Beavers were hunted to extinction in Britain over 400 years ago. Now, thanks to sensitive reintroduction projects they are being returned in some places, allowing us to see just how amazing these natural engineers are at helping to improve wetlands and rivers for all sorts of associated wildlife.
To give them a secure future we need a clear beaver strategy for England and any delay will put those beavers already living amongst us at risk. We have been supporting colleagues across the county in asking the Government to stick with plans to publish a national beaver strategy as soon as possible, so these amazing native creatures can return to English waters for good.
Together with our friends in Wildlife Trusts across the country, we welcome the launch of a Government consultation that asks whether the public would like to see beavers released into the wild in England. At the moment, the only officially sanctioned beavers in the UK wild are in Scotland and along the River Otter in Devon.
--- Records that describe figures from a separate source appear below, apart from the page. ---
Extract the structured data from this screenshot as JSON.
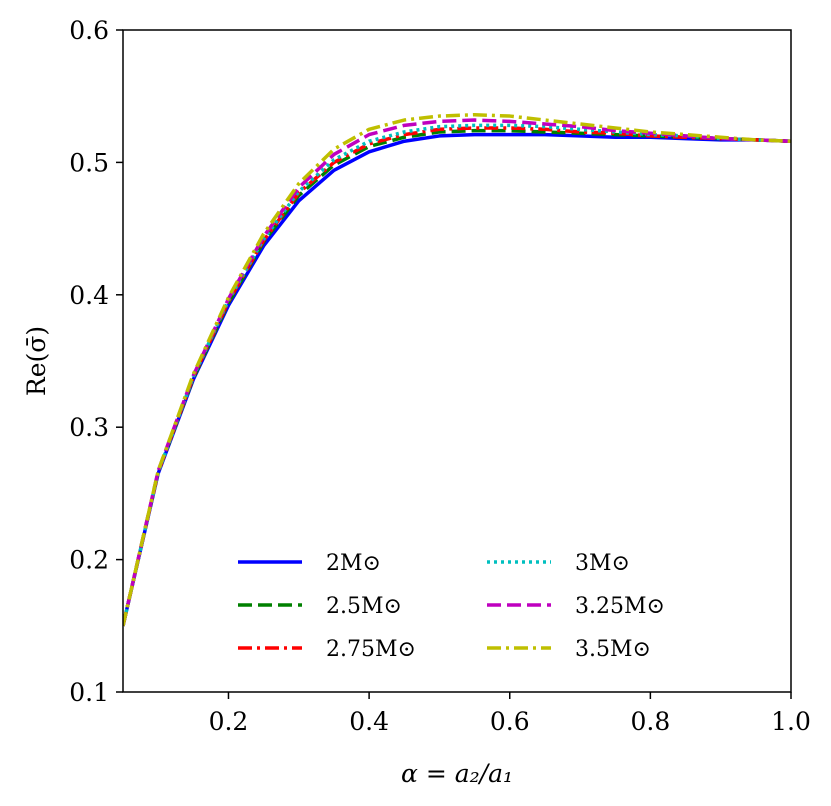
{
  "chart_data": {
    "type": "line",
    "title": "",
    "xlabel": "α = a₂/a₁",
    "ylabel": "Re(σ̄)",
    "xlim": [
      0.05,
      1.0
    ],
    "ylim": [
      0.1,
      0.6
    ],
    "xticks": [
      "0.2",
      "0.4",
      "0.6",
      "0.8",
      "1.0"
    ],
    "yticks": [
      "0.1",
      "0.2",
      "0.3",
      "0.4",
      "0.5",
      "0.6"
    ],
    "grid": false,
    "legend_location": "lower center",
    "series": [
      {
        "name": "2M⊙",
        "color": "#0000ff",
        "style": "solid",
        "x": [
          0.05,
          0.1,
          0.15,
          0.2,
          0.25,
          0.3,
          0.35,
          0.4,
          0.45,
          0.5,
          0.55,
          0.6,
          0.65,
          0.7,
          0.75,
          0.8,
          0.85,
          0.9,
          0.95,
          1.0
        ],
        "y": [
          0.15,
          0.265,
          0.336,
          0.392,
          0.437,
          0.471,
          0.494,
          0.508,
          0.516,
          0.52,
          0.521,
          0.521,
          0.521,
          0.52,
          0.519,
          0.519,
          0.518,
          0.517,
          0.517,
          0.516
        ]
      },
      {
        "name": "2.5M⊙",
        "color": "#008000",
        "style": "dashed",
        "x": [
          0.05,
          0.1,
          0.15,
          0.2,
          0.25,
          0.3,
          0.35,
          0.4,
          0.45,
          0.5,
          0.55,
          0.6,
          0.65,
          0.7,
          0.75,
          0.8,
          0.85,
          0.9,
          0.95,
          1.0
        ],
        "y": [
          0.15,
          0.266,
          0.337,
          0.394,
          0.44,
          0.475,
          0.498,
          0.512,
          0.519,
          0.523,
          0.524,
          0.524,
          0.523,
          0.522,
          0.521,
          0.52,
          0.519,
          0.518,
          0.517,
          0.516
        ]
      },
      {
        "name": "2.75M⊙",
        "color": "#ff0000",
        "style": "dashdot",
        "x": [
          0.05,
          0.1,
          0.15,
          0.2,
          0.25,
          0.3,
          0.35,
          0.4,
          0.45,
          0.5,
          0.55,
          0.6,
          0.65,
          0.7,
          0.75,
          0.8,
          0.85,
          0.9,
          0.95,
          1.0
        ],
        "y": [
          0.15,
          0.266,
          0.338,
          0.395,
          0.441,
          0.477,
          0.5,
          0.514,
          0.521,
          0.525,
          0.526,
          0.526,
          0.525,
          0.523,
          0.522,
          0.52,
          0.519,
          0.518,
          0.517,
          0.516
        ]
      },
      {
        "name": "3M⊙",
        "color": "#00bfbf",
        "style": "dotted",
        "x": [
          0.05,
          0.1,
          0.15,
          0.2,
          0.25,
          0.3,
          0.35,
          0.4,
          0.45,
          0.5,
          0.55,
          0.6,
          0.65,
          0.7,
          0.75,
          0.8,
          0.85,
          0.9,
          0.95,
          1.0
        ],
        "y": [
          0.15,
          0.266,
          0.338,
          0.396,
          0.442,
          0.478,
          0.502,
          0.516,
          0.523,
          0.527,
          0.528,
          0.528,
          0.527,
          0.525,
          0.523,
          0.521,
          0.52,
          0.518,
          0.517,
          0.516
        ]
      },
      {
        "name": "3.25M⊙",
        "color": "#bf00bf",
        "style": "dashed",
        "x": [
          0.05,
          0.1,
          0.15,
          0.2,
          0.25,
          0.3,
          0.35,
          0.4,
          0.45,
          0.5,
          0.55,
          0.6,
          0.65,
          0.7,
          0.75,
          0.8,
          0.85,
          0.9,
          0.95,
          1.0
        ],
        "y": [
          0.15,
          0.267,
          0.339,
          0.397,
          0.444,
          0.481,
          0.506,
          0.521,
          0.528,
          0.531,
          0.532,
          0.531,
          0.529,
          0.527,
          0.524,
          0.522,
          0.52,
          0.518,
          0.517,
          0.516
        ]
      },
      {
        "name": "3.5M⊙",
        "color": "#bfbf00",
        "style": "dashdot",
        "x": [
          0.05,
          0.1,
          0.15,
          0.2,
          0.25,
          0.3,
          0.35,
          0.4,
          0.45,
          0.5,
          0.55,
          0.6,
          0.65,
          0.7,
          0.75,
          0.8,
          0.85,
          0.9,
          0.95,
          1.0
        ],
        "y": [
          0.15,
          0.267,
          0.34,
          0.398,
          0.446,
          0.484,
          0.51,
          0.525,
          0.532,
          0.535,
          0.536,
          0.535,
          0.532,
          0.529,
          0.526,
          0.523,
          0.521,
          0.519,
          0.517,
          0.516
        ]
      }
    ]
  }
}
What about Worcestershire?
The reintroduction of beavers is still in its early stages and it is essential to find the best possible sites for tests and trials. Unfortunately, because of the make-up of our county it’s practically impossible to find suitable locations in our area. Our rivers are often too large (like the Severn) or too prone to significant fluctuations (like the Teme and its tributaries) to suit beavers. Equally importantly, our rivers and streams rarely have sufficient easily-accessible woodland nearby and very regularly run through densely populated or heavily-farmed areas where reintroduction may not be successful. With these constraints in place it would need further discussion with landowners in areas surrounding smaller watercourses before we could consider it appropriate to introduce beavers in the county.
While that means we can’t take a lead role in this exciting work we certainly can lend our support to colleagues elsewhere in the country who can.